Los desarrolladores pueden ejecutar Chroma localmente para prototipos o implementarlo en Amazon Web Services y otra infraestructura en la nube para producción. Está construido con un enfoque en el rendimiento y el consumo mínimo de recursos, lo que lo hace adecuado para aplicaciones en dispositivos periféricos o entornos similares a robots de bolsillo, y funciona junto con otras plataformas como Oracle Cloud Infrastructure y Google Cloud de manera equivalente.
Uso en el ámbito académico y de investigación
Varios proyectos de investigación en inteligencia artificial, especialmente en el área de respuesta a preguntas intensivas en conocimiento y recuperación de información, han adoptado Chroma como parte de sus stacks técnicos. Su naturaleza de código abierto permite la reproducibilidad, ya que los investigadores pueden configurar fácilmente bases de datos vectoriales para sus conjuntos de prueba. Por ejemplo, en algunos estudios que utilizan modelos de lenguaje de gran tamaño en corpus como artículos científicos, Chroma proporciona el paso de recuperación antes de que el modelo de generación produzca la salida. Esto se ha observado en trabajos para mejorar los sistemas de redes neuronales para un acceso eficiente al conocimiento, y en comparación con otras implementaciones de RAG.
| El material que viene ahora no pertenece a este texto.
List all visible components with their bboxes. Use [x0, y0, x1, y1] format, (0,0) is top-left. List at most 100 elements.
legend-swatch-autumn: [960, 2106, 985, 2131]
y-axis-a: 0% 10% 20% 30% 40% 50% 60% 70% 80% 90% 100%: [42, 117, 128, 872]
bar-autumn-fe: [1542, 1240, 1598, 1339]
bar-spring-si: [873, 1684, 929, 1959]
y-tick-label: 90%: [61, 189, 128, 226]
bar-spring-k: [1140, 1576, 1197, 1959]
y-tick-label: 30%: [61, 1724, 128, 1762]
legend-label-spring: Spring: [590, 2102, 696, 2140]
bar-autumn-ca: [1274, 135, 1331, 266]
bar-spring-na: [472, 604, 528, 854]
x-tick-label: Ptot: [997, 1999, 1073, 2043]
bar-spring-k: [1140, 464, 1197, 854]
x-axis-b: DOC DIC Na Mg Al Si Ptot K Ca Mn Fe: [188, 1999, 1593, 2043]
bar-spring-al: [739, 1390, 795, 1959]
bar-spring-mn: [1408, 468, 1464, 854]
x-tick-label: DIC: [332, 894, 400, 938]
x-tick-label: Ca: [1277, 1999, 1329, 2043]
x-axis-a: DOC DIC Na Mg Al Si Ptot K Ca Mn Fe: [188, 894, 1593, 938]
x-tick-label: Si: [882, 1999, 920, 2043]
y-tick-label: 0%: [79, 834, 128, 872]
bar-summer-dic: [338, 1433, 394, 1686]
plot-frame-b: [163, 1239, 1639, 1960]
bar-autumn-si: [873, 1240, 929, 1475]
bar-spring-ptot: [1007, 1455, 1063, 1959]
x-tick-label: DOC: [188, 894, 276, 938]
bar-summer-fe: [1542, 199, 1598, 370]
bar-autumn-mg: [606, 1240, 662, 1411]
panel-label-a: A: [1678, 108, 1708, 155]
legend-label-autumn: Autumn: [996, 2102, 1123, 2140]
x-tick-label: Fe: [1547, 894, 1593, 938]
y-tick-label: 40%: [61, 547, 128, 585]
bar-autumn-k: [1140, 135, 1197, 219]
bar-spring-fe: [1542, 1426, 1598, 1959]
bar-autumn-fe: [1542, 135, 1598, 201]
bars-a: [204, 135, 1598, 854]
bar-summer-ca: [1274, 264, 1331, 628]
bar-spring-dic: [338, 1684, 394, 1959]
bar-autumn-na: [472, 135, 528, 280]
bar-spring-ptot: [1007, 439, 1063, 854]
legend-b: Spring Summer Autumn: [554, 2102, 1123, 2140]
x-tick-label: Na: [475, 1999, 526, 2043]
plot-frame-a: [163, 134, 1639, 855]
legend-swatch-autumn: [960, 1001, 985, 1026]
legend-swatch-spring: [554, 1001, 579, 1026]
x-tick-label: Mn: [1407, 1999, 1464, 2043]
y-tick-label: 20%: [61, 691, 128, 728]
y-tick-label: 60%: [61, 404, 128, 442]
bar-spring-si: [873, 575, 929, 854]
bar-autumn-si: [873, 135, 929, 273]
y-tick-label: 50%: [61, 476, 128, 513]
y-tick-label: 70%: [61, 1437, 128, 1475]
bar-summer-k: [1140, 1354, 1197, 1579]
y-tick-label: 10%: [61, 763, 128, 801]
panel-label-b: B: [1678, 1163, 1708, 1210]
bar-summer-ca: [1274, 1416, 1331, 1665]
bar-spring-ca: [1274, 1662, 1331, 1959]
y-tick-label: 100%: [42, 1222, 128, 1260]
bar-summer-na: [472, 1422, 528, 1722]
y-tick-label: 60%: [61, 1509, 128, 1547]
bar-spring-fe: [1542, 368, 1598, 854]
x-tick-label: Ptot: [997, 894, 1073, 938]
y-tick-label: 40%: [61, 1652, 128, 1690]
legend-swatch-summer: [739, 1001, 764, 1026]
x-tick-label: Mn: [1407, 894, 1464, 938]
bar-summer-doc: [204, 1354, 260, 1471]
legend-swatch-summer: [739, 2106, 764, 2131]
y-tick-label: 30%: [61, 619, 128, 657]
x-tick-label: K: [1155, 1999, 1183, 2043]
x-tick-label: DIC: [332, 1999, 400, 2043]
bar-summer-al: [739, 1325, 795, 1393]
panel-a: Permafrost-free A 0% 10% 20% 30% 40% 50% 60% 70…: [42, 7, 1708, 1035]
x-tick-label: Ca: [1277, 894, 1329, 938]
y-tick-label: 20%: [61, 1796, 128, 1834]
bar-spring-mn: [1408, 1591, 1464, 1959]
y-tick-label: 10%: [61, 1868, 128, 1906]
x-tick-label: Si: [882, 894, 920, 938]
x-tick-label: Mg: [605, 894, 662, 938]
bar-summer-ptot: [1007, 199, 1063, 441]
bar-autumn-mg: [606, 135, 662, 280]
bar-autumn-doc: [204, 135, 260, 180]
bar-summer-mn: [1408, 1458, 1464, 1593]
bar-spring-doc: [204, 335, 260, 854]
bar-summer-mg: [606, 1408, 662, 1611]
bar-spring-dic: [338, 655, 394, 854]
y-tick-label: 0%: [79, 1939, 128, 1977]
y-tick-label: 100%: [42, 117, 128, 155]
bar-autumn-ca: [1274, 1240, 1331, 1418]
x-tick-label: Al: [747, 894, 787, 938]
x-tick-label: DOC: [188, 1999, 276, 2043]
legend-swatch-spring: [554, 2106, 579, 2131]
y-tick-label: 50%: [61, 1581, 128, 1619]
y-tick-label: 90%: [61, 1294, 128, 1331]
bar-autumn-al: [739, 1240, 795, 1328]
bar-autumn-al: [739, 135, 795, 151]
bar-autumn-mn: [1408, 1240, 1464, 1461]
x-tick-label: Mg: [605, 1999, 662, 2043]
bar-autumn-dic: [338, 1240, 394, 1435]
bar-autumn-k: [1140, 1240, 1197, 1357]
El software también se utiliza como banco de pruebas para explorar nuevos métodos en la gestión de datos para la IA, ya que permite una iteración rápida con una configuración mínima en comparación con las bases de datos tradicionales.
Comunidad e industria
Chroma ha ganado tracción entre los desarrolladores que crean soluciones de IA generativa, debido a su facilidad de integración con marcos de IA modernos. El equipo ofrece soporte comercial y pivotes en la nube, pero el código de código abierto sigue siendo una parte central de su valor. Proporciona una API estándar que se ha utilizado para construir asistentes basados en chat, incluidos aquellos para IA de Amazon y bajo variantes de hardware restringido.
Con el creciente énfasis en la recuperación eficiente en aplicaciones de inteligencia artificial, Chroma se posiciona como un ingrediente central para construir lo que a menudo se denomina la capa de base de datos de IA, junto con herramientas similares como las utilizadas por SambaNova o la computación distribuida que espera en la sede central.